Davenport received his BA degree from Trinity University, and his A.M. and Ph.D. degrees from Harvard, all in Sociology. He lives in Cambridge, MA with his wife Joan, and has two grown sons.
How Fast and Flexible Do You Want Your Information, Really?
Almost all executives want more and faster information, and almost all companies are racing to provide it. What many of them are overlooking is that the real aim should not be faster information but faster decision making, and those aren't the same things. Executives tend to request more information than they can use, and oftentimes the cycle time of decision making, not the speed of information flow, is the real bottleneck. While it is critical to identify what information is needed, it is just as important to deliver it at the right time. The types of information needed most quickly are not static and can depend on several conditions, including whether the current state of the economy is growing or contracting. The right cycle time for particular types of information can vary widely by industry, but in general the highest requested frequency is for competitor news, sales and customer news. Based on responses to their surveys and interviews of senior executives and managers, the authors provide suggestions and guidelines to enable IT organizations to deliver information more quickly and flexibly. That requires changes to both human and technical capabilities, but those changes could make all the difference in having the correct information to avert a crisis.

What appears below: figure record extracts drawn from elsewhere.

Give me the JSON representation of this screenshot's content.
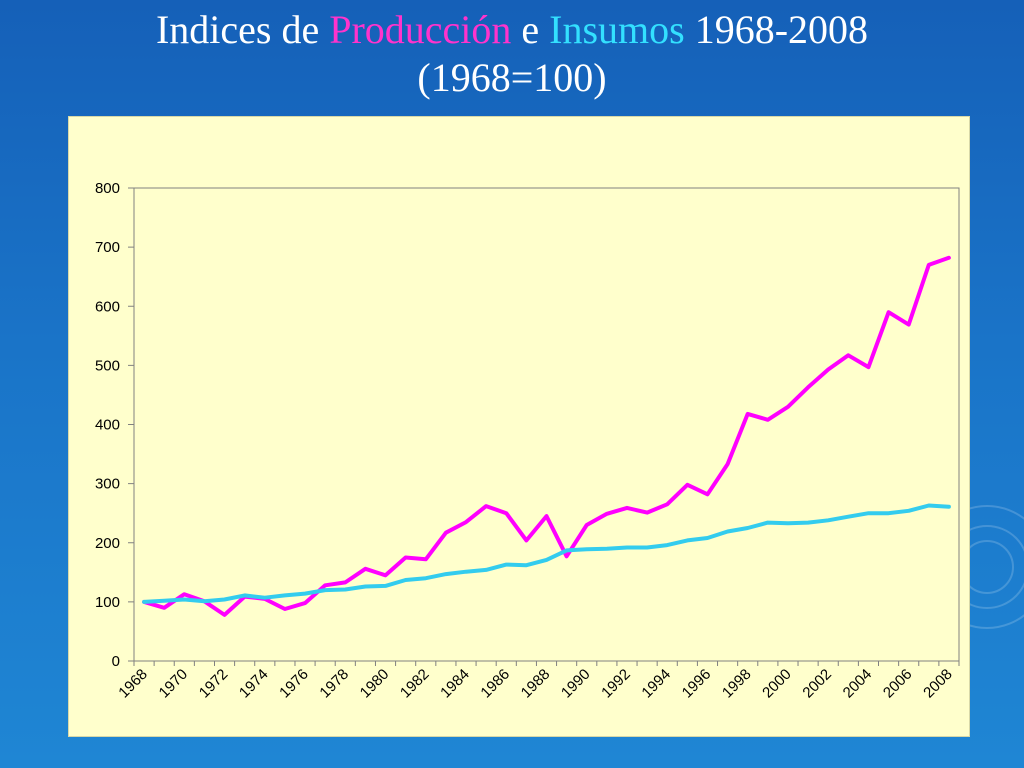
{
  "slide": {
    "title_part1": "Indices de ",
    "title_part2": "Producción",
    "title_part3": " e ",
    "title_part4": "Insumos",
    "title_part5": " 1968-2008",
    "title_line2": "(1968=100)"
  },
  "colors": {
    "background": "#1a6fc4",
    "chart_bg": "#ffffcc",
    "produccion": "#ff00ff",
    "insumos": "#33ccee",
    "title_white": "#ffffff",
    "title_pink": "#ff33cc",
    "title_cyan": "#33e0ff"
  },
  "chart_data": {
    "type": "line",
    "title": "",
    "xlabel": "",
    "ylabel": "",
    "ylim": [
      0,
      800
    ],
    "yticks": [
      0,
      100,
      200,
      300,
      400,
      500,
      600,
      700,
      800
    ],
    "x": [
      1968,
      1969,
      1970,
      1971,
      1972,
      1973,
      1974,
      1975,
      1976,
      1977,
      1978,
      1979,
      1980,
      1981,
      1982,
      1983,
      1984,
      1985,
      1986,
      1987,
      1988,
      1989,
      1990,
      1991,
      1992,
      1993,
      1994,
      1995,
      1996,
      1997,
      1998,
      1999,
      2000,
      2001,
      2002,
      2003,
      2004,
      2005,
      2006,
      2007,
      2008
    ],
    "xtick_labels": [
      "1968",
      "1970",
      "1972",
      "1974",
      "1976",
      "1978",
      "1980",
      "1982",
      "1984",
      "1986",
      "1988",
      "1990",
      "1992",
      "1994",
      "1996",
      "1998",
      "2000",
      "2002",
      "2004",
      "2006",
      "2008"
    ],
    "grid": false,
    "legend": "none",
    "series": [
      {
        "values": [
          100,
          90,
          113,
          101,
          78,
          109,
          105,
          88,
          98,
          128,
          133,
          156,
          145,
          175,
          172,
          217,
          235,
          262,
          250,
          204,
          245,
          177,
          230,
          249,
          259,
          251,
          265,
          298,
          282,
          333,
          418,
          408,
          430,
          463,
          493,
          517,
          497,
          590,
          569,
          670,
          682
        ],
        "color": "#ff00ff"
      },
      {
        "values": [
          100,
          102,
          104,
          101,
          104,
          111,
          107,
          111,
          114,
          120,
          121,
          126,
          127,
          137,
          140,
          147,
          151,
          154,
          163,
          162,
          171,
          187,
          189,
          190,
          192,
          192,
          196,
          204,
          208,
          219,
          225,
          234,
          233,
          234,
          238,
          244,
          250,
          250,
          254,
          263,
          261
        ],
        "color": "#33ccee"
      }
    ]
  }
}
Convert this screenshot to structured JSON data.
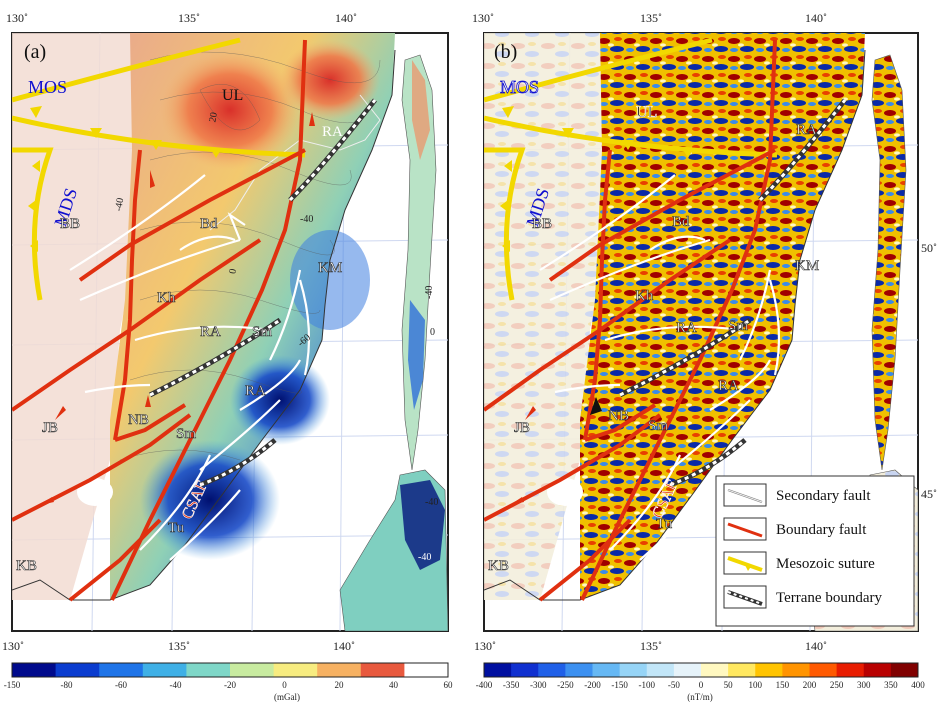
{
  "panels": [
    {
      "id": "a",
      "panel_label": "(a)",
      "lon_ticks_top": [
        "130˚",
        "135˚",
        "140˚"
      ],
      "lon_ticks_bottom": [
        "130˚",
        "135˚",
        "140˚"
      ],
      "region_labels": {
        "MOS": "MOS",
        "MDS": "MDS",
        "UL": "UL",
        "RA1": "RA",
        "BB": "BB",
        "Bd": "Bd",
        "KM": "KM",
        "Kh": "Kh",
        "RA2": "RA",
        "Sm1": "Sm",
        "RA3": "RA",
        "NB": "NB",
        "JB": "JB",
        "Sm2": "Sm",
        "CSAF": "CSAF",
        "Tu": "Tu",
        "KB": "KB"
      },
      "contour_labels": [
        "20",
        "-40",
        "-40",
        "0",
        "-40",
        "-60",
        "-40",
        "-40",
        "0"
      ],
      "colorbar": {
        "ticks": [
          "-150",
          "-80",
          "-60",
          "-40",
          "-20",
          "0",
          "20",
          "40",
          "60"
        ],
        "unit": "(mGal)",
        "colors": [
          "#000a8c",
          "#0a3ccf",
          "#1f74e8",
          "#3fb0e6",
          "#7fd7c8",
          "#c8eba0",
          "#f7ec80",
          "#f6b162",
          "#e8593e",
          "#ffffff"
        ]
      }
    },
    {
      "id": "b",
      "panel_label": "(b)",
      "lon_ticks_top": [
        "130˚",
        "135˚",
        "140˚"
      ],
      "lon_ticks_bottom": [
        "130˚",
        "135˚",
        "140˚"
      ],
      "lat_ticks": [
        "50˚",
        "45˚"
      ],
      "region_labels": {
        "MOS": "MOS",
        "MDS": "MDS",
        "UL": "UL",
        "RA1": "RA",
        "BB": "BB",
        "Bd": "Bd",
        "KM": "KM",
        "Kh": "Kh",
        "RA2": "RA",
        "Sm1": "Sm",
        "RA3": "RA",
        "NB": "NB",
        "JB": "JB",
        "Sm2": "Sm",
        "CSAF": "CSAF",
        "Tu": "Tu",
        "KB": "KB"
      },
      "colorbar": {
        "ticks": [
          "-400",
          "-350",
          "-300",
          "-250",
          "-200",
          "-150",
          "-100",
          "-50",
          "0",
          "50",
          "100",
          "150",
          "200",
          "250",
          "300",
          "350",
          "400"
        ],
        "unit": "(nT/m)",
        "colors": [
          "#0010a0",
          "#1030d0",
          "#2060e8",
          "#3c90f0",
          "#66b8f4",
          "#96d4f6",
          "#c2e6f8",
          "#e6f3fa",
          "#fff8c0",
          "#ffe860",
          "#ffc400",
          "#ff9400",
          "#ff5a00",
          "#e81c00",
          "#b80000",
          "#800000"
        ]
      }
    }
  ],
  "legend": {
    "items": [
      {
        "label": "Secondary fault",
        "icon": "secondary-fault-icon"
      },
      {
        "label": "Boundary fault",
        "icon": "boundary-fault-icon"
      },
      {
        "label": "Mesozoic suture",
        "icon": "mesozoic-suture-icon"
      },
      {
        "label": "Terrane boundary",
        "icon": "terrane-boundary-icon"
      }
    ]
  },
  "colors": {
    "boundary_fault": "#e03010",
    "suture": "#f2d800",
    "secondary_fault": "#ffffff",
    "label_blue": "#1010d0"
  }
}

Cognizant 2.0: Embedding Community and Knowledge Into Work Processes
Knowledge management has been a high priority for Cognizant Technology Solutions since its inception since its global delivery model requires the global sharing of knowledge. Its first major tool was called the Knowledge Management Appliance but as Web 2.0 tools came into wider use, this evolved into what the company called "Cognizant 2.0" (C2) which was designed to ensure that the KM Appliance capabilities for storing documents and participative tools such as blogs and wikis were directed towards supporting business goals. This required the development of a set of structured work process guidelines and tasks for each major type of work performed internally and for clients. Increasing awareness amongst its clients about C2 has led the company into considering whether it should turn this into a client-facing service offering itself. As its clients become more interested in knowledge management within their own companies, the interest in a C2-based offering could grow.